Courtney Lewis earned her Ph.D in Anthropology at the Department of Anthropology at the University of North Carolina-Chapel Hill (2012), her M.A. in Economics at Wayne State University, and her B.A. in Economics at the University of Michigan.   She is an enrolled citizen of the Cherokee Nation.

Dr. Lewis’s book manuscript, The Business of Being Cherokee, examines the intertwining of economic stability, sovereignty, and settler-colonialism via small businesses on the Qualla Boundary of the Eastern Band of Cherokee Indians. This work has been supported by: the National Science Foundation Graduate Research Fellowship, the Royster Society of Fellows Sequoyah Dissertation Fellowship, the Dr.

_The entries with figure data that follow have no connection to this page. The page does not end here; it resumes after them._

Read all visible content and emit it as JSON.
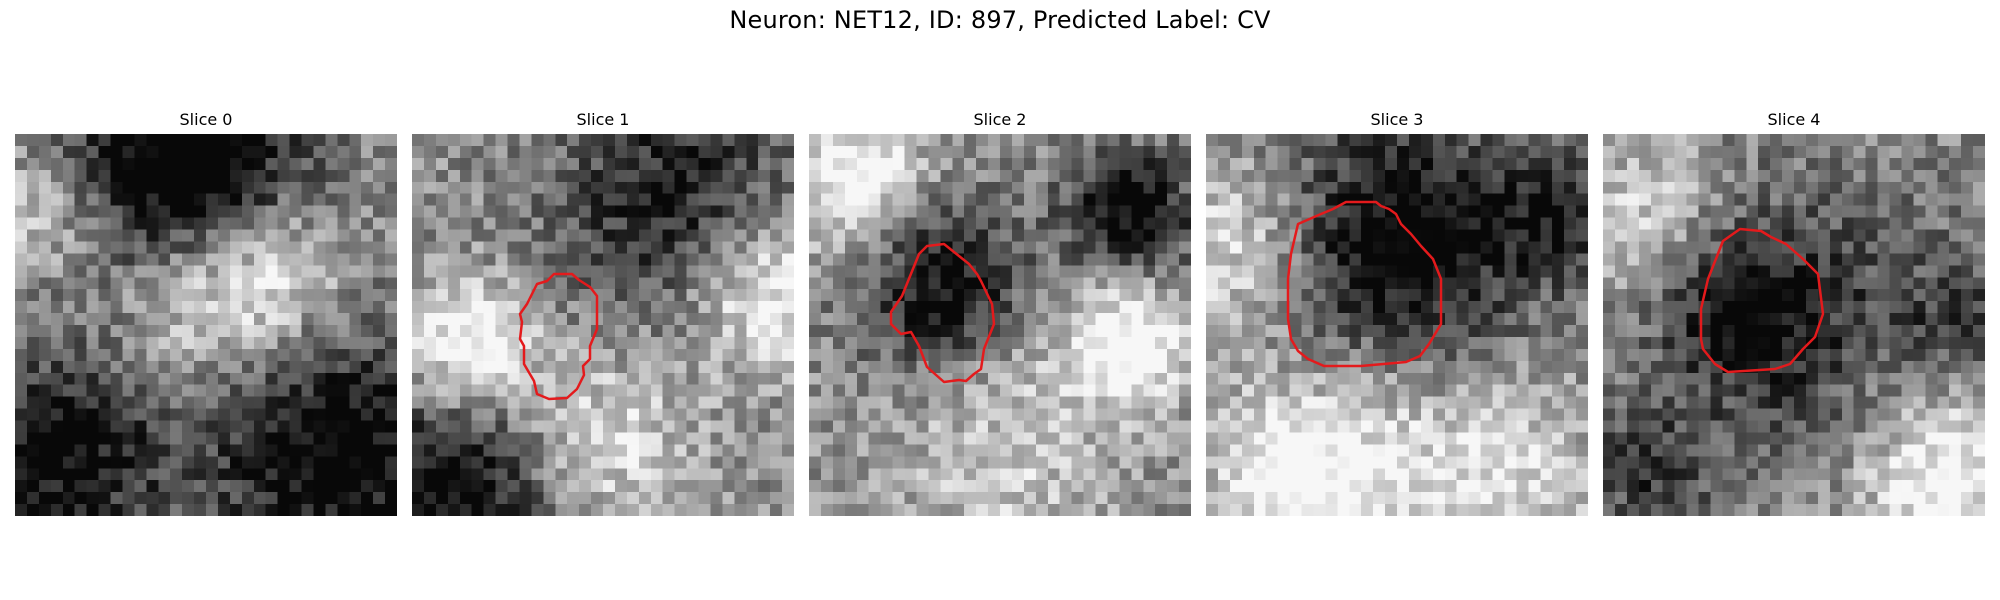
{
  "figure": {
    "title": "Neuron: NET12, ID: 897, Predicted Label: CV"
  },
  "contour_color": "#e41a1c",
  "panels": [
    {
      "title": "Slice 0",
      "has_contour": false
    },
    {
      "title": "Slice 1",
      "has_contour": true
    },
    {
      "title": "Slice 2",
      "has_contour": true
    },
    {
      "title": "Slice 3",
      "has_contour": true
    },
    {
      "title": "Slice 4",
      "has_contour": true
    }
  ]
}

David McNelis Scholars of Tomorrow, the Cherokee Nation Education Corporation Nell D. Brown Memorial Award, the Cherokee Nation Education Corporation Mission Award, the Archie Green Occupational Folklife Graduate Fellowship, the Lynn Reyer Award for Tribal Community Development, the Special Graduate School Doctoral Merit Assistanceship, the North Carolina Native American Incentive Grant and the Future Faculty Fellowship Program.

She has been elected into leadership positions as the President of the First Nations Graduate Circle UNCChapel Hill, the President of the Society for Anthropology Graduate Students UNCChapel Hill, and  the Faculty Liaison of the Society for Anthropology Graduate Students UNCChapel Hill, amongst others.

Her business experience includes working directly in finance and co-founding Anomaly, Inc.